To rascally guile the parasite adds prudence. All, until there is none of them left, abandon the clay homes which would be their undoing, once the entrance was plugged up. The earthy retreat, so grateful to the tender skin, thanks to its polished coating, so free from humidity, thanks to its waterproof glaze, ought, one would think, to make an excellent waiting-place. The maggots will have none of it. Lest they should find themselves walled in when they become frail Gnats, they go away and disperse in the neighbourhood of the ascending pit.
My digging operations, in fact, always reveal the pupæ outside the cells, never inside.
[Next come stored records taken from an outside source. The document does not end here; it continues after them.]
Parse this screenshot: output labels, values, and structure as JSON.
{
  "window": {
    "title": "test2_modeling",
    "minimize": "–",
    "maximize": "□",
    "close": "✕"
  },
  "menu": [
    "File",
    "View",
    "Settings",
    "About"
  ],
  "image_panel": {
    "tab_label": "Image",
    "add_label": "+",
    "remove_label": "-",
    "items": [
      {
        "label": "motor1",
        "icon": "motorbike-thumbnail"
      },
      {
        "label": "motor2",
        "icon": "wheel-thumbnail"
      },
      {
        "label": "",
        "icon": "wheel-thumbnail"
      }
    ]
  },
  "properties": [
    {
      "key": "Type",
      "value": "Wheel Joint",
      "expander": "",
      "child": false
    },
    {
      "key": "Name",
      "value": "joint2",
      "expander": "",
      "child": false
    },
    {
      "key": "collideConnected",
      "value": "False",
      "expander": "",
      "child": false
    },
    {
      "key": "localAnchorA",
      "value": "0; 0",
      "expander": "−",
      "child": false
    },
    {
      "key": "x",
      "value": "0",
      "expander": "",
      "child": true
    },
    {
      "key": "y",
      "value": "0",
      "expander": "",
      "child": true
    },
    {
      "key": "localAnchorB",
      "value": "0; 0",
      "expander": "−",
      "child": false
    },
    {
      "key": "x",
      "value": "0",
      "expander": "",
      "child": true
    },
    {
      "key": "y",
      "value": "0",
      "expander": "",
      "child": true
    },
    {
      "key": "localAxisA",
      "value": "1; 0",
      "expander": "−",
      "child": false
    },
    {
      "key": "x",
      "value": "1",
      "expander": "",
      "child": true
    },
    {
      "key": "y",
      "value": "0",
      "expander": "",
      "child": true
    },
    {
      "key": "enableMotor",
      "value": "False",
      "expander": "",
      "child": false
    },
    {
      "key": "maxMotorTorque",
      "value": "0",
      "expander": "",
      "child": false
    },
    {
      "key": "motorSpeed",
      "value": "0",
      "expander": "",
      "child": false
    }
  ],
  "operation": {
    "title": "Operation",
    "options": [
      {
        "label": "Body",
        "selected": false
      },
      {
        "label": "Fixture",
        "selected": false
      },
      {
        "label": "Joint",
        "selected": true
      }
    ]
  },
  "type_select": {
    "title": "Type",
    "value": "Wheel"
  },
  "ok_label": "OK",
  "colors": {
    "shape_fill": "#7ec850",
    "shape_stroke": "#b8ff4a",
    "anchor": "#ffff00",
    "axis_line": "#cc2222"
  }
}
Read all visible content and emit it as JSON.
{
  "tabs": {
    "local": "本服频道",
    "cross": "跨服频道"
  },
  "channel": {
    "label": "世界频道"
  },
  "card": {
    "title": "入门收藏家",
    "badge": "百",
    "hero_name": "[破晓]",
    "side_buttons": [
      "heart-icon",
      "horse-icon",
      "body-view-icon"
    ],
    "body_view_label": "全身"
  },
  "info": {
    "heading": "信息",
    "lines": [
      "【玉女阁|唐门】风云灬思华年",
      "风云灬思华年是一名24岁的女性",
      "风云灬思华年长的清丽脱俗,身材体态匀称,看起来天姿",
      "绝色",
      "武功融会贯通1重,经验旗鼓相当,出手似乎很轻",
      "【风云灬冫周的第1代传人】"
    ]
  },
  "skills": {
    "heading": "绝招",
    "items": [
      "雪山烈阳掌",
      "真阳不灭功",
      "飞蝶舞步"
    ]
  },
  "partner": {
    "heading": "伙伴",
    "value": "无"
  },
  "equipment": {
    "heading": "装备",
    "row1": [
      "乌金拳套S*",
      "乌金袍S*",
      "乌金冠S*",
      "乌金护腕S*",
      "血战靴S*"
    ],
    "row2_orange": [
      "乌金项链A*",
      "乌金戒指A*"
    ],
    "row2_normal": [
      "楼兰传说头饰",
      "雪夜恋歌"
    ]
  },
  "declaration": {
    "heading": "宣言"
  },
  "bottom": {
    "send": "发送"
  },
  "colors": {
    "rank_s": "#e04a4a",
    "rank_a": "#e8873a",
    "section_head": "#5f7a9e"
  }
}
I find them enshrined, one by one, in the body of the clayey earth, in a narrow niche which the emigrant worm has contrived to make for itself. Next spring, when the hour comes for leaving, the adult insect has but to creep through the rubbish, which is easy work.
Another and no less imperative reason compels this change of abode on the parasite’s part. In July, a second generation of the Halictus is procreated. The Dipteron, reduced, on her side, to a single brood, remains in the pupa state and awaits the spring of the following year before effecting her transformation. The honey-gatherer resumes her work in the natal hamlet; she avails herself [[207]]of the pits and cells constructed in the spring, saving no little time thereby. The whole elaborate structure has remained in good condition. It needs but a few repairs to make the old house habitable.